On the other hand, parking and transport remain tangibly tricky topics. Take parking. “When we opened here,” customers were able to briefly park in front of the shop, “put some cases of wine in and they can go. And we are now in a ‘zone de rencontre’,” a reduced speed area that is meant to be more pedestrian and cyclist friendly (but is not a pedestrian zone).

Municipal authorities eliminated the spaces in front of his shop and parking wardens have been enforcing the rules. “Last week five of our customers got €34 [fines] just because they stopped in front of the shop” to load their cars with wine they had just bought, he said on 30 July. Tabourin asked the city about more flexibility back in May, but did not receive a response. (Delano asked the city for comment in September.)

Local authorities do regularly ask retailers how they can help and Tabourin reckons they could “just be a little more smooth with the people running a business in the city”, especially when it comes to short-term parking for heavier items. At the same time, “I think it’s too easy and too simple to always give the fault to the city and the government if something is not working.”

“Honestly the city, just to say, I think they are aware that they have to do something for the retailer businesses in the city, but they cannot do a lot,” because so much depends on the actions of private companies and landlords.

Tram construction

That said, he gives mixed marks for the current tram project:

“At the end the tram will be fantastic thing for the city, even if I’m not very happy about the fact that the tram goes beside the city [centre] and not in the city [centre]. That’s something that was never discussed, strangely enough. In all big cities the tram goes through the city [centre], and here it just touches the city at one point and then it goes to the station area....

 

“Through the city, Porte Neuve, place d’Armes, why not? That would be a city tram!”

“When you go to Amsterdam”, for example, “the tram goes everywhere”, he observed.

“I know the idea at that moment was to also have the place d’Etoile in the circuit of the tram, but it’s something that brings people on the other side of the town, not on our side of the town.”

Lease costs

Asked if high rents are a problem for city centre retailers, Tabourin replied:

“Yes and no. We have high rent here, but we knew that when we began our businesses. So it’s not something new.”

He said:

“I think when you sign a lease at a certain place you know the amount of what you have to pay. And you cannot come 5 years later and say the rent is too high. When you feel that your business plan is made in a way that you can pay it, you go for it. When you feel it’s too expensive, [then] let it be. But it’s too easy to just complaint about rent.

 

“When your period is finished and then the landlord doubles the rent, for example, that’s for sure no longer possible. That’s more the problem, I think.”

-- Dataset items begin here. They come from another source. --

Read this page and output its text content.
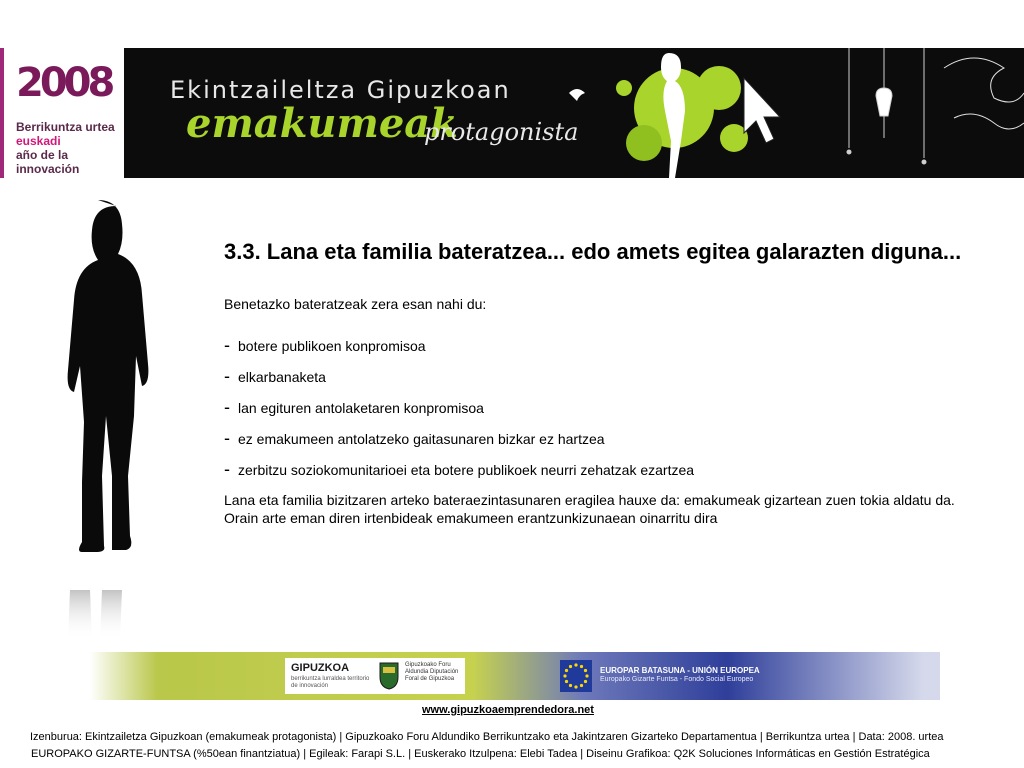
2008
Berrikuntza urtea
euskadi
año de la innovación
Ekintzaileltza Gipuzkoan
emakumeak
protagonista
3.3. Lana eta familia bateratzea... edo amets egitea galarazten diguna...

Benetazko bateratzeak zera esan nahi du:

- botere publikoen konpromisoa
- elkarbanaketa
- lan egituren antolaketaren konpromisoa
- ez emakumeen antolatzeko gaitasunaren bizkar ez hartzea
- zerbitzu soziokomunitarioei eta botere publikoek neurri zehatzak ezartzea

Lana eta familia bizitzaren arteko bateraezintasunaren eragilea hauxe da: emakumeak gizartean zuen tokia aldatu da.

Orain arte eman diren irtenbideak emakumeen erantzunkizunaean oinarritu dira

GIPUZKOA
berrikuntza lurraldea territorio de innovación
Gipuzkoako Foru Aldundia Diputación Foral de Gipuzkoa
EUROPAR BATASUNA - UNIÓN EUROPEA
Europako Gizarte Funtsa - Fondo Social Europeo
www.gipuzkoaemprendedora.net
Izenburua: Ekintzailetza Gipuzkoan (emakumeak protagonista) | Gipuzkoako Foru Aldundiko Berrikuntzako eta Jakintzaren Gizarteko Departamentua | Berrikuntza urtea | Data: 2008. urtea
EUROPAKO GIZARTE-FUNTSA (%50ean finantziatua) | Egileak: Farapi S.L. | Euskerako Itzulpena: Elebi Tadea | Diseinu Grafikoa: Q2K Soluciones Informáticas en Gestión Estratégica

Are such cases common? “I know that it happens, yes…. It happens. I think it happens more in the Grand-Rue [and rue] Philippe II area than the rest of the city.”

Sunday trading

Although “I find the idea very good” Vinoteca is not open on the Sundays when retailers are authorised to trade. When he arrived at his current space around four years ago, a neighbouring shopkeeper told him, ‘you will see, on Sunday people are walking around but they don’t buy’.

“And it’s exactly true,” Tabourin recounts. “So there are a lot of people in the city, no problem, but they don’t buy.”